В дверях стоял рослый мужчина с двуручным мечом на плече. Намбиниэль не сразу признал в обтянутом кожей гиганте того деревенского старичка, которого он встретил при въезде в город. Карвабиэль не соврал и ничуть не преувеличил разительные перемены, произошедшие с незнакомцем: он подрос, заметно окреп в плечах и сбросил несколько десятков годков. Отставной лейтенант имперской береговой охраны стоял неподвижно, наверное, выжидая, когда эльфы испугаются его грозного вида и, бросив пленницу, убегут. Однако противники оказались не из робкого десятка. Три метательных ножа почти одновременно разорвали зловещую тишину пронзительным свистом и устремились в грудь застывшей на месте мишени. В опасной жизни Мансоро бывали случаи, когда враг уклонялся от брошенного ножа, но у седеющего воина с залихватски закрученными усами не было настроения прыгать по комнате и совершать сложные акробатические пируэты. На удивление легким и непринужденным круговым движением тяжелого двуручного меча он отбил летевшие в него ножи и, как прежде, застыл, встал неподвижно, преграждая выход из кабинета.
– Уходите, я прикрою, – сказал Карвабиэль на малоизвестном диалекте древнеэльфийского и едва заметно кивнул головой в сторону потайного хода.
– Нет, возможно, это ловушка, – ответил Мансоро, обнажая меч и приготовившись к бою. – Комбинация «змеиный укус», начинает Джер, нужно поспешить, до смены караула всего шесть минут!
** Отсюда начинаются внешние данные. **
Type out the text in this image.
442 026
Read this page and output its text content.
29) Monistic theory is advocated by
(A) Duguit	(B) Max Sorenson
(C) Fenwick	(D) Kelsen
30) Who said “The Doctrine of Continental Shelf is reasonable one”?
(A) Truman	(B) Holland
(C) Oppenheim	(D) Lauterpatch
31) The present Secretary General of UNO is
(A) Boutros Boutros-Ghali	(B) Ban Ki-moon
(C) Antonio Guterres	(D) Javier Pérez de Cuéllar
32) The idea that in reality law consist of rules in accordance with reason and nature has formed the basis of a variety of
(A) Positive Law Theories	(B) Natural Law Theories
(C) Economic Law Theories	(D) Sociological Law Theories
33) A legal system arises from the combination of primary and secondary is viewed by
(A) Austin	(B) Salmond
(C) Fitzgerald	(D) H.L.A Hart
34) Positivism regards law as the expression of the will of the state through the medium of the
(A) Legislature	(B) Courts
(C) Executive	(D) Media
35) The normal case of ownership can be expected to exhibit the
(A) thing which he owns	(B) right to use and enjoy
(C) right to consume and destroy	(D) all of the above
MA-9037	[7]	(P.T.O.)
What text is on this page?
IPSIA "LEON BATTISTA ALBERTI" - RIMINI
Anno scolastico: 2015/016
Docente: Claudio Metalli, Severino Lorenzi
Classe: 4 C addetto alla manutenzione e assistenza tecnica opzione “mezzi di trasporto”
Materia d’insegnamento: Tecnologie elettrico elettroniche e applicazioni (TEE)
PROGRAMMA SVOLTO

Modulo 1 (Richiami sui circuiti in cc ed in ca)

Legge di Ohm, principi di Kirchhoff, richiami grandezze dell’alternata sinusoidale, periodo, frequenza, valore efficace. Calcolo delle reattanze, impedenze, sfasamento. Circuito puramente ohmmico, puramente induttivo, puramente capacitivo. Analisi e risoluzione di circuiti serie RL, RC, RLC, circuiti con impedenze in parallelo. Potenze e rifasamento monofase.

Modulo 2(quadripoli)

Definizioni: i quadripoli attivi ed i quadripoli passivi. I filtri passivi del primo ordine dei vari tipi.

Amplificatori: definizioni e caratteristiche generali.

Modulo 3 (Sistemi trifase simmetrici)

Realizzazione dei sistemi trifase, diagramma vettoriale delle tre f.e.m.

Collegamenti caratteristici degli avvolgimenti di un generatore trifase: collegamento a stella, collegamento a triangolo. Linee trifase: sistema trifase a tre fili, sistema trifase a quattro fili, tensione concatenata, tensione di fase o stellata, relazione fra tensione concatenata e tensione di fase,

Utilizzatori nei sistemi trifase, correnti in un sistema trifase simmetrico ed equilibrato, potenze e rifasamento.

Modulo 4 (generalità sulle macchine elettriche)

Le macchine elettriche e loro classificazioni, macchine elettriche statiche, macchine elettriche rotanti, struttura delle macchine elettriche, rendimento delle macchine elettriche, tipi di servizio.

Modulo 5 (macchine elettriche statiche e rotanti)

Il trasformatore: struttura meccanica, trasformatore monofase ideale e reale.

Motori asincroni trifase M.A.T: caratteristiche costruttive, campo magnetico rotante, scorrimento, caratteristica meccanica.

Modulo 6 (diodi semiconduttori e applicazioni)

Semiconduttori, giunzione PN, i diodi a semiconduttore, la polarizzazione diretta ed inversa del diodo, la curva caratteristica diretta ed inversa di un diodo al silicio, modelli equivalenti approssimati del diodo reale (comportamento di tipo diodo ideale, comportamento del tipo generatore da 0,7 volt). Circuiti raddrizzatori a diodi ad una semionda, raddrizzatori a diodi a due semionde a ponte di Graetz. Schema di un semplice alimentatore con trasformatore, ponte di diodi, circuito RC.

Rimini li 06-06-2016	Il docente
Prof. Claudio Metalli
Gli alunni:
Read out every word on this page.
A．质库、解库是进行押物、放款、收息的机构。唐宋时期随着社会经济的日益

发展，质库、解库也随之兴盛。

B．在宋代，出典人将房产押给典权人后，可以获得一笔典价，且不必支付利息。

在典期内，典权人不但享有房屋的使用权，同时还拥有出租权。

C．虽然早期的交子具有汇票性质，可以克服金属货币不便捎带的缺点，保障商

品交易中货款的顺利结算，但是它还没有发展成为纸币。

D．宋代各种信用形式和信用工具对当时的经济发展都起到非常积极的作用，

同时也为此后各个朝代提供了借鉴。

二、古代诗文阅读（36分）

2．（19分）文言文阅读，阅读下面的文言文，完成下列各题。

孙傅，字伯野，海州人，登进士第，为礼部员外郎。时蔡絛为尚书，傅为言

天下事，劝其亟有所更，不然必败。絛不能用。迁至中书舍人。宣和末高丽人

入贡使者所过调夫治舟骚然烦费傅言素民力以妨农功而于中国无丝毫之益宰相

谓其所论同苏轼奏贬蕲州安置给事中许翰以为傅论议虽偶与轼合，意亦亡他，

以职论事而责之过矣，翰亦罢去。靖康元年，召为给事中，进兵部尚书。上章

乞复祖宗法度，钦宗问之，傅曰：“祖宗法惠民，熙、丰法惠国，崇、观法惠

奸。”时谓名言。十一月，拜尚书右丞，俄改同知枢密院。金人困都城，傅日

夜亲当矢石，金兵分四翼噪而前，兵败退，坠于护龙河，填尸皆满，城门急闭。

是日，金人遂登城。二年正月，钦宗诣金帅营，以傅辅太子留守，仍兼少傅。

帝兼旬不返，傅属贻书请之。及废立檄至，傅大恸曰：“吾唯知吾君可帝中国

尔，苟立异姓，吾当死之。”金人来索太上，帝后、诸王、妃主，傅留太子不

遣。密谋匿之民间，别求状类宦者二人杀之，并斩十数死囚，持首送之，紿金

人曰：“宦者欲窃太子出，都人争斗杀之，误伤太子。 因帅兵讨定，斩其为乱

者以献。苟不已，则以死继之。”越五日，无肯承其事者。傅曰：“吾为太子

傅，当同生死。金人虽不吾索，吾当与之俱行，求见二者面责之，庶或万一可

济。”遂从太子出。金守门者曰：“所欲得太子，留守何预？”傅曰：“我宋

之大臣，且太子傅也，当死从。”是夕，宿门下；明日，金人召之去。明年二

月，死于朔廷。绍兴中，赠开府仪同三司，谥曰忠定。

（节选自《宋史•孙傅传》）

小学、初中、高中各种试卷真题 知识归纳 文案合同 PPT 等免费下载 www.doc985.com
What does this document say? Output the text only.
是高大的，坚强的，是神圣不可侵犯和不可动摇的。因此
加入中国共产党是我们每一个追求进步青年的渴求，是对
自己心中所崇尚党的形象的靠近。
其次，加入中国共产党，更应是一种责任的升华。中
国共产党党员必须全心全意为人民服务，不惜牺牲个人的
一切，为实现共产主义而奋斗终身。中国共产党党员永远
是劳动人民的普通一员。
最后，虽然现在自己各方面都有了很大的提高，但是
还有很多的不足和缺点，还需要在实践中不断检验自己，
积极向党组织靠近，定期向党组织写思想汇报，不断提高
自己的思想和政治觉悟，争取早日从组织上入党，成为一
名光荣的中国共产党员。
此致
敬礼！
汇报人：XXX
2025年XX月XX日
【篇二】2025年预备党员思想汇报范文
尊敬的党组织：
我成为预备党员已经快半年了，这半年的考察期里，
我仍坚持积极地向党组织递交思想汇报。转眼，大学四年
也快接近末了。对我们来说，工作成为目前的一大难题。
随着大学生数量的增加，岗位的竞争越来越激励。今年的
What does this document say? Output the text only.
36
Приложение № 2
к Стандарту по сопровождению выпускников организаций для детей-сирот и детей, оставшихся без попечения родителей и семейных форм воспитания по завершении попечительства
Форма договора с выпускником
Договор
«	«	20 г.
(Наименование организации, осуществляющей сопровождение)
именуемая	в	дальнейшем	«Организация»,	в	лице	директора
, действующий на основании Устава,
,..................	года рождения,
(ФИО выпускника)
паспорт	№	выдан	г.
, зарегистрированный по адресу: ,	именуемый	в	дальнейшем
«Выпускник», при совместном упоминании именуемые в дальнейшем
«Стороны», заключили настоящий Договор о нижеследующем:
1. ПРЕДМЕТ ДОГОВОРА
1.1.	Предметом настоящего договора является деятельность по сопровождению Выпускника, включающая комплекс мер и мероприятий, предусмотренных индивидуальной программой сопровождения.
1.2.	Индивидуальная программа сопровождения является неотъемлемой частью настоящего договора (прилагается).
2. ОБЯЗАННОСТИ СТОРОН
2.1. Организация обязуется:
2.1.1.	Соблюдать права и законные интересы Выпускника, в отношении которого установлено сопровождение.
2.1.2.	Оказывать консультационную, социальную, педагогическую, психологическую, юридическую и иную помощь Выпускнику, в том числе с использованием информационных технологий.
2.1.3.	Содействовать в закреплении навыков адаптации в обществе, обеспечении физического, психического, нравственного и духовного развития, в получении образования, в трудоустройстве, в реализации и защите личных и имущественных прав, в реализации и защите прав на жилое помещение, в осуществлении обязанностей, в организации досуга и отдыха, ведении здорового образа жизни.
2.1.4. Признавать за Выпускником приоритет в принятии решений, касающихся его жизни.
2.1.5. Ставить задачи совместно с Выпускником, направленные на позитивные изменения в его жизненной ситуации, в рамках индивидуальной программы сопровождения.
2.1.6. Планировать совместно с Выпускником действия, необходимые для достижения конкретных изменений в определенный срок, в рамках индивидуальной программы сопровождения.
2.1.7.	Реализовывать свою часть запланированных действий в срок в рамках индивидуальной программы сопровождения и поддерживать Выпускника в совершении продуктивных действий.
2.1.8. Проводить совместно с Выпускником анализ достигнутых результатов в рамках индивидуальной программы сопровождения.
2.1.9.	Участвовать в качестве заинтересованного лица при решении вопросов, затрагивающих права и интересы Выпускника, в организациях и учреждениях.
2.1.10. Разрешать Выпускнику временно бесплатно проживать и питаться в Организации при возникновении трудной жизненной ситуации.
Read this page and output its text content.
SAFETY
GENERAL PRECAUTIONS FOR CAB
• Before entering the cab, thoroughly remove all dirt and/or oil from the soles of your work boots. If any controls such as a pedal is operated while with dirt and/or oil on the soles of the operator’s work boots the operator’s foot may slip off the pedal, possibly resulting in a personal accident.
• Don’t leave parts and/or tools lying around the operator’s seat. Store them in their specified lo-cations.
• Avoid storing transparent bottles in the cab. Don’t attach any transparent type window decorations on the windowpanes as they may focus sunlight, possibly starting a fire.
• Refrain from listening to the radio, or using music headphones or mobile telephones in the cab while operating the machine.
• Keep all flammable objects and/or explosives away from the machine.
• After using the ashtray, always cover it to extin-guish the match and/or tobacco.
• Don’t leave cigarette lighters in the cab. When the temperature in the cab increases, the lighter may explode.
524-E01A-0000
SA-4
Когда люди или эльфы долго работают вместе – убирают урожай, строят дома или бьются бок о бок на ратном поле, то между ними не только возникает особая связь, но и появляется понятный лишь им язык с весьма специфическими реалиями. Ни один учитель фехтования не знал комбинации с таким названием, и ни один из видевших ее в действии не смог бы объяснить, почему она названа именно так, а не как-нибудь по-другому.
Резко оттолкнув в сторону связанную баронессу, Джер кинулась на врага и нанесла в глубоком выпаде укол с дальней дистанции. Обычно противник, вооруженный медлительным двуручным мечом, отводил его защитным полукругом, но не успевал вернуть движущийся по инерции меч в исходное положение. Следовавшие за уколом с секундным запозданием рубящие удары слева и справа заставали бедолагу врасплох и при удачном стечении обстоятельств разрубали его на четыре части. Этой обманной комбинацией эльфы пользовались достаточно часто и всегда побеждали уже на второй секунде боя, но в этот раз удача от них отвернулась.
Вместо того чтобы отбить острие лезвия Джер, бывший лейтенант сделал шаг назад. На долю секунды кончик меча замер буквально в сантиметре от груди жертвы. Выпад был максимально глубоким, но недостаточным, чтобы достичь отклонившейся цели. Недотянувшейся Джер не оставалось ничего другого, как чертыхнуться сквозь зубы и отпрыгнуть назад. Клинки ее напарников просвистели в воздухе и со звоном обрушились на широкое лезвие двуручного меча.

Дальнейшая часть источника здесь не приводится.